Cikal Bakal Penyerahan Tanah Nioniba dan Dalil Penarikan Retribusi Po’o

- Dalam penyerahan itu, kata Ode Taibu, tidak ada kesepakatan terkait pembebanan retribusi Po'o pekarangan rumah, khususnya pekarangan rumah milik warga Nioniba melainkan kesepakatan Po'o lahan kebun -

10 Desember 2022, 18:45 WIB

Nusantarapedia.net, Ende, NTT — Tanah pekarangan rumah milik warga Nioniba, Kecamatan Maukarao, Kabupaten Ende, Nusa Tenggara Timur (NTT) didalilkan fungsionaris adat “Kebhi” bahwa masih dalam kekuasaan ulayat tersebut, sehingga harus dilakukan penarikan retribusi “Po’o”.

Sementara, berdasarkan bukti sejarah disebutkan bahwa, legitimasi tanah milik pekarang warga Nioniba adalah sah milik perorangan dan itu artinya secara hukum, tidak dibenarkan untuk diganggu maupun digugat.

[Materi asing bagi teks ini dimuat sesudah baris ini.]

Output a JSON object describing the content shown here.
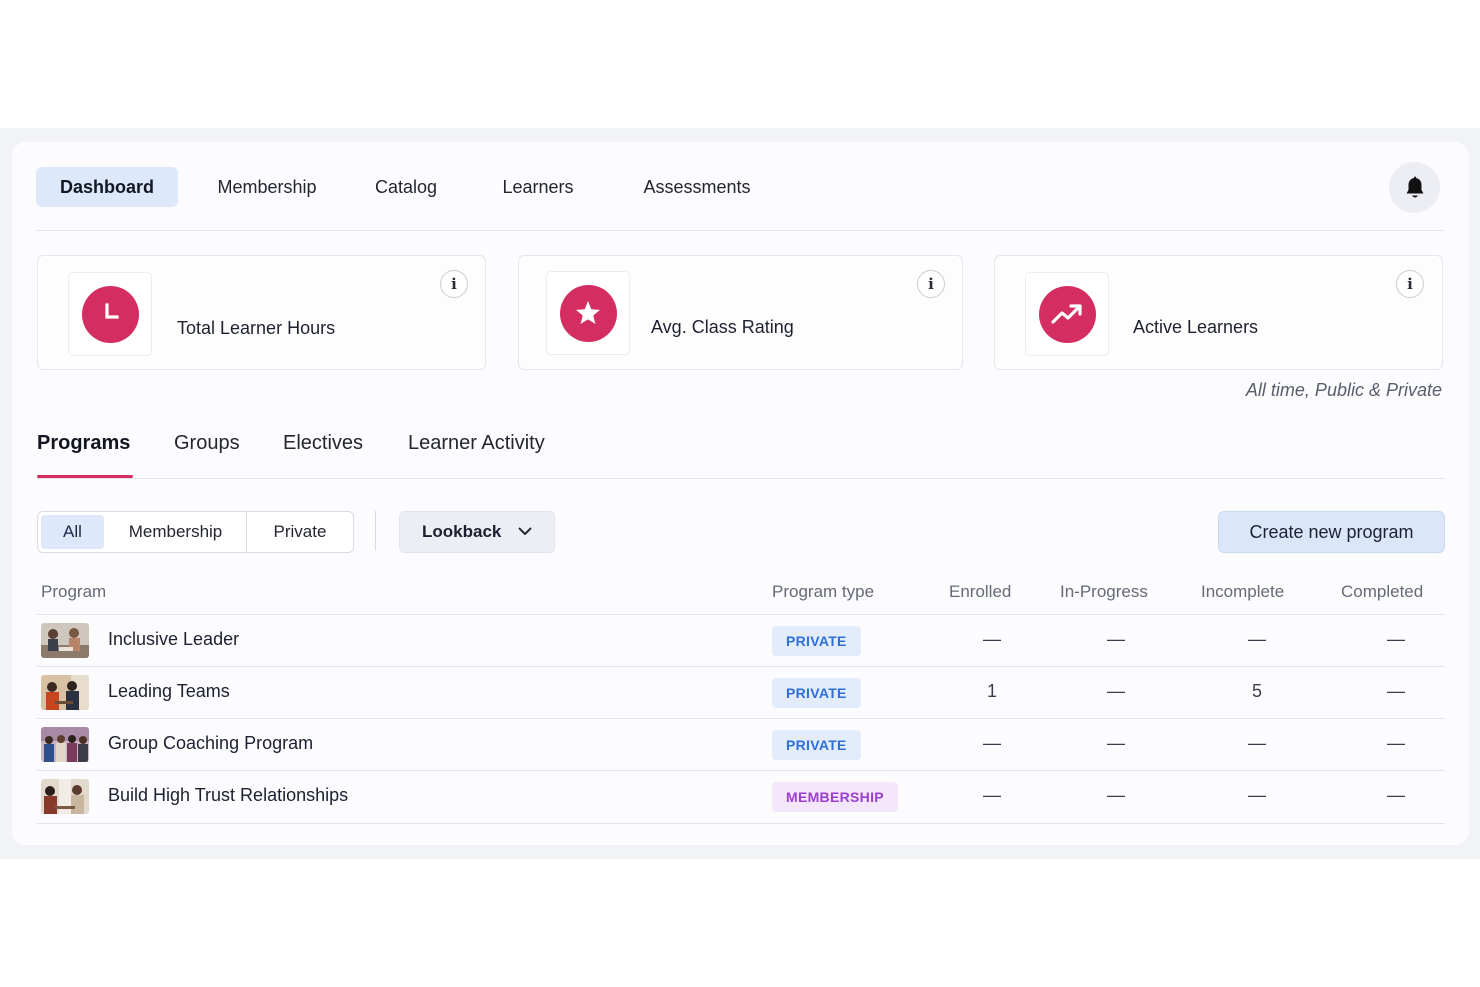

Sejarah penyerahan tanah Nioniba bukan tanpa alasan dan tanpa proses. Kongkritnya ialah, tanah kampung Nioniba diserahkan karena para tokoh berpengaruh di wilayah itu telah berjasa merintis kampung tersebut dan andil di setiap urusan keulayatan.

Namun setelah berjalannya waktu, tepatnya di tahun 2003, dua dari sejumlah fungsionaris Kebhi justru mengambil keputusan sepihak memberlakukan penarikan retribusi “Po’o” pekarangan rumah milik warga Nioniba tersebut.

Sementara kesepakatan di dalam penyerahan kala itu, oleh Era Mori (alm) tidak ada namanya Po’o pekarangan rumah melainkan Po’o tanah kebun atau ladang yang berstatus tanah “Garap”.

Selain persoalan penarikan retribusi Po’o, terdapat juga persoalan pungutan lain sebesar Rp250.000 per-KK kepada warga Nioniba dengan spekulasi bahwa pungutan tersebut untuk pembangunan rumah adat.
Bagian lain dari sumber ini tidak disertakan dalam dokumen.